Public sector organizations face growing pressure to
modernize service delivery through digitalization while ensuring
transparency, interoperability, and citizen trust. Although blockchain
technology offers promising capabilities for addressing
these challenges, the absence of clear architectural guidelines
for public sector contexts limits effective adoption. This study
proposes BRA-PS, a Blockchain Reference Architecture for Public
Sector Citizen-Centric Applications, developed from a realworld
digitalization project in Quebec, Canada.
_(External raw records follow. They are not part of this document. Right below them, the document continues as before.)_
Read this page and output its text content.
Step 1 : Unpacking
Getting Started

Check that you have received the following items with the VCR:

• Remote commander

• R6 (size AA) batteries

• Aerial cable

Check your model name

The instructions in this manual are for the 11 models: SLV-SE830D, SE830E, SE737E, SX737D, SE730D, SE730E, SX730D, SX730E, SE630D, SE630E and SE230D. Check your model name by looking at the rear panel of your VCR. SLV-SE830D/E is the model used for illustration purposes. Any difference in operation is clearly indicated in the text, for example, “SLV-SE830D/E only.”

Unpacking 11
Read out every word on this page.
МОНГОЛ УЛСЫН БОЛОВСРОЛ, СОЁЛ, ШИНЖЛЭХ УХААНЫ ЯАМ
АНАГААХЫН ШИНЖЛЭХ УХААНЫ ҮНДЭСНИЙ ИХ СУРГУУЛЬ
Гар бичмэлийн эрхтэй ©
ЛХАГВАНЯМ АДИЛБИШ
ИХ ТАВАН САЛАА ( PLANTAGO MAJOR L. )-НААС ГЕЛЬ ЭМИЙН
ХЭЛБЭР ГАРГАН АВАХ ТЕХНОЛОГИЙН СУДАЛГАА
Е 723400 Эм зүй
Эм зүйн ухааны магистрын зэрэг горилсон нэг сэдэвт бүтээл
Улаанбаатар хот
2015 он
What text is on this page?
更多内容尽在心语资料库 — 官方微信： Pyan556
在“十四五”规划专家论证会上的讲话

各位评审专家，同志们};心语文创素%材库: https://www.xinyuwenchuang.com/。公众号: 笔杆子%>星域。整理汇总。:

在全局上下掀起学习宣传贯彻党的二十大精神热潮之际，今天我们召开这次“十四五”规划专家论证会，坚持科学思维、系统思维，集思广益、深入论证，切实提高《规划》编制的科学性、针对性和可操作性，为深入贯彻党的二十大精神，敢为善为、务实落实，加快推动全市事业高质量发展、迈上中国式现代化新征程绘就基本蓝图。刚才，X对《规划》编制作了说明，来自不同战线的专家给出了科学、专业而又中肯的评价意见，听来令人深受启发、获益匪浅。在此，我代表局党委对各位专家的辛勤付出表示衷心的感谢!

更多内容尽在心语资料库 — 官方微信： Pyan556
The architecture
organizes components into six layers (presentation, business,
communication, smart contract, blockchain, and data) with
cross-cutting concerns addressing governance, access control,
security, and monitoring. A key design principle is the publicprivate
workflow separation, which enables inter-organizational
collaboration while preserving each organization’s operational
autonomy and data confidentiality. We validated the architecture
through a case study involving a vehicle registration process
between two public agencies, supported by a proof-of-concept implementation
using Hyperledger Fabric. An Architecture Tradeoff
Analysis Method (ATAM) evaluation, conducted with a panel
of five domain experts, identified six architectural risks, including
IPFS confidentiality exposure and smart contract inflexibility, six
non-risks, six sensitivity points, and six trade-offs across three
key quality attributes: autonomy, collaboration, and functional
suitability. The results confirm that BRA-PS effectively guides
implementation decisions and stakeholder alignment. Practical
recommendations derived from the evaluation provide actionable
guidance for blockchain adoption in public sector services.